Bjorn Nashan, former president of German Transplantation Society and now working at First Affiliated Hospital, University of Science and Technology of China in East China's Anhui Province, referred to Lavee's paper as "scientific misconduct," saying that if the authors have questions about Chinese data, they should first of all ask China to provide such data, but they did not.
But working here in China since 2016, Nashan said his Chinese patients have various ways of getting advise on organ transplantation. But he was never aware there are secret Chinese hospitals performing illegal forced organ retriaval; and such rumors were being circulated only outside China by those who never visited China.
Except from fabricating rumors about China's organ donation and transplantation achievements, anti-China forces also tried to harass foreign experts; for instance, they tries to stop them from visiting China, and prevented them from voicing support for China in this field.
Campbell Fraser, a professor with Griffith University, told the Global Times that anti-China forces "tried three times to stop me from coming to China, they made representations to my university to stop me. But all they did just made me want to come to China more."
Fraser said that China's organ donation and transplantation work aims at saving lives, a deity duty that people of the anti-China forces don't really care about. He also urged transplantation specialists worldwide to pluck up and resist anti-China forces, so international cooperation on organ donation and transplantation could be enhanced.
"Chinese model" praised worldwide
Huang said that those malicious attacks also proved that China's organ donation and transplantation work is achieving great success worldwide; otherwise, no one would bother to attack it.
According to the latest data, from 2015 to 2018, the number of organ donations completed in China each year was 2766、4080、5146、6302 each year, with a rapid growth, and the number of organ donations in 2018 ranked second in the world.
Since the establishment of the green channel for organ transportation three years ago, the transfer time of organs has been shortened by an average of 1 to 1.5 hours, the overall organ sharing rate in China has increased by 7.3%. The utilization rate of organs has increased by 6.7%. The sharing distance of donated organs has been greatly expanded, and thousands of patients with end-stage organ failure have been cured.
The Chinese express was praised by participants during the conference. Núñez, WHO Representative, told the meeting: "China's organ transplant reform has achieved remarkable results in a short period of time, and China's experience can serve as a model for the entire Asian region and the world."
"The biggest feature of the Chinese experience in organ transplantation is the strong support from the Chinese government, which is an example that many countries should follow." These words were from Francis Delmonico, Chairman of organ transplantation task force of WHO.

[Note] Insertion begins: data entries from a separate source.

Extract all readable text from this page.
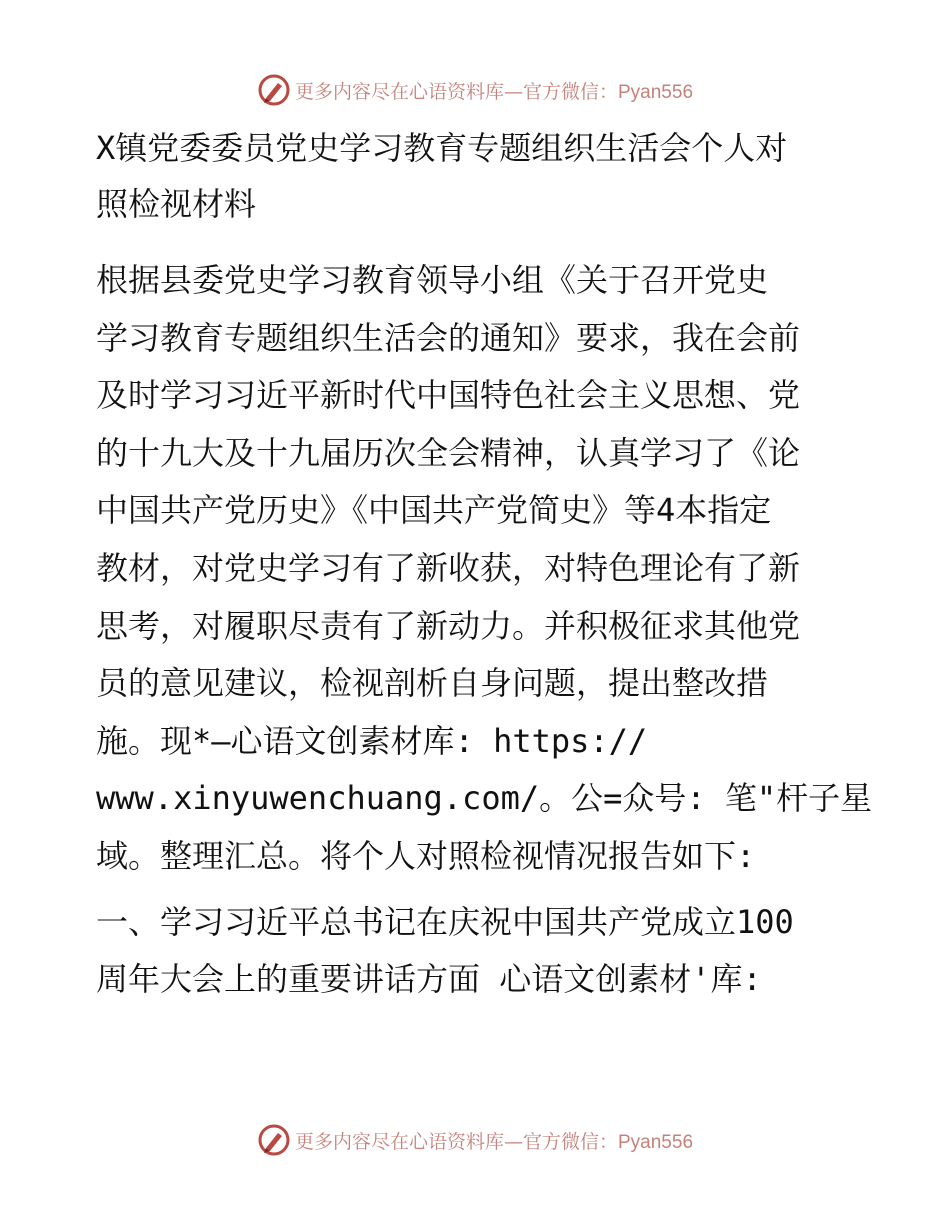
更多内容尽在心语资料库—官方微信：Pyan556
X镇党委委员党史学习教育专题组织生活会个人对
照检视材料
根据县委党史学习教育领导小组《关于召开党史
学习教育专题组织生活会的通知》要求，我在会前
及时学习习近平新时代中国特色社会主义思想、党
的十九大及十九届历次全会精神，认真学习了《论
中国共产党历史》《中国共产党简史》等4本指定
教材，对党史学习有了新收获，对特色理论有了新
思考，对履职尽责有了新动力。并积极征求其他党
员的意见建议，检视剖析自身问题，提出整改措
施。现*—心语文创素材库: https://
www.xinyuwenchuang.com/。公=众号: 笔"杆子星
域。整理汇总。将个人对照检视情况报告如下:
一、学习习近平总书记在庆祝中国共产党成立100
周年大会上的重要讲话方面 心语文创素材'库:
更多内容尽在心语资料库—官方微信：Pyan556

Huang vowed that in 2021, China will became one of the biggest countries on organ donation and transplantation. To achieve that goal, there's yet something to be done, said Huang.

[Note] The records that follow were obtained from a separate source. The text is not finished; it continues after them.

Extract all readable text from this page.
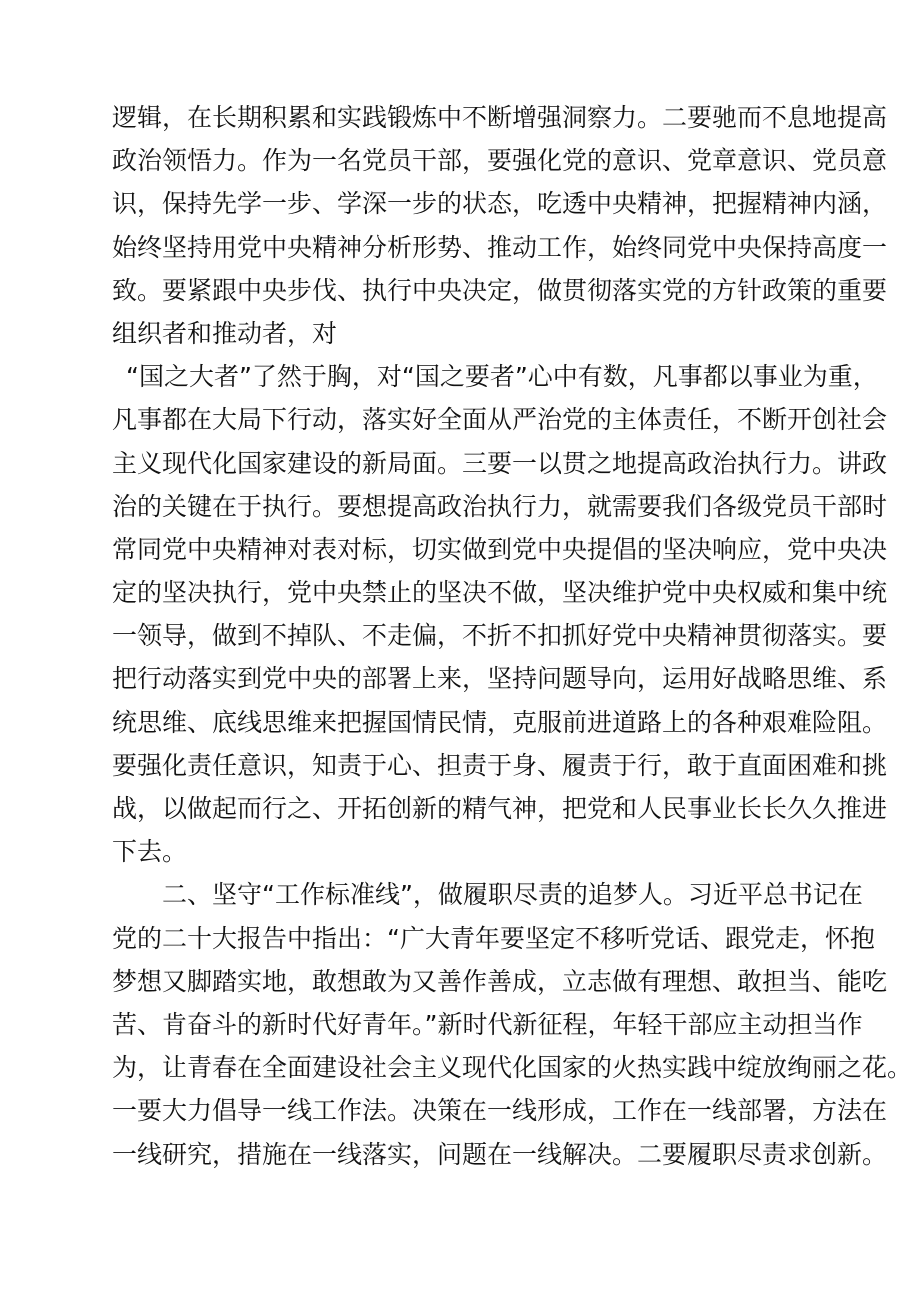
逻辑，在长期积累和实践锻炼中不断增强洞察力。二要驰而不息地提高
政治领悟力。作为一名党员干部，要强化党的意识、党章意识、党员意
识，保持先学一步、学深一步的状态，吃透中央精神，把握精神内涵，
始终坚持用党中央精神分析形势、推动工作，始终同党中央保持高度一
致。要紧跟中央步伐、执行中央决定，做贯彻落实党的方针政策的重要
组织者和推动者，对
“国之大者”了然于胸，对“国之要者”心中有数，凡事都以事业为重，
凡事都在大局下行动，落实好全面从严治党的主体责任，不断开创社会
主义现代化国家建设的新局面。三要一以贯之地提高政治执行力。讲政
治的关键在于执行。要想提高政治执行力，就需要我们各级党员干部时
常同党中央精神对表对标，切实做到党中央提倡的坚决响应，党中央决
定的坚决执行，党中央禁止的坚决不做，坚决维护党中央权威和集中统
一领导，做到不掉队、不走偏，不折不扣抓好党中央精神贯彻落实。要
把行动落实到党中央的部署上来，坚持问题导向，运用好战略思维、系
统思维、底线思维来把握国情民情，克服前进道路上的各种艰难险阻。
要强化责任意识，知责于心、担责于身、履责于行，敢于直面困难和挑
战，以做起而行之、开拓创新的精气神，把党和人民事业长长久久推进
下去。
二、坚守“工作标准线”，做履职尽责的追梦人。习近平总书记在
党的二十大报告中指出：“广大青年要坚定不移听党话、跟党走，怀抱
梦想又脚踏实地，敢想敢为又善作善成，立志做有理想、敢担当、能吃
苦、肯奋斗的新时代好青年。”新时代新征程，年轻干部应主动担当作
为，让青春在全面建设社会主义现代化国家的火热实践中绽放绚丽之花。
一要大力倡导一线工作法。决策在一线形成，工作在一线部署，方法在
一线研究，措施在一线落实，问题在一线解决。二要履职尽责求创新。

He noted that it is important to raise people's awareness on organ donation and transplantation. Because China's reform in this field still remain unknown for many people.
Huang also said that China is completing its legal system on organ donation and transplantation; and hopefully a revised law will come out next year.
He also said that at the key point of our organ donation and transplantation development, government departments should form better coordination to enhance law-enforcement, consolidate our efforts and dismiss outside rumors.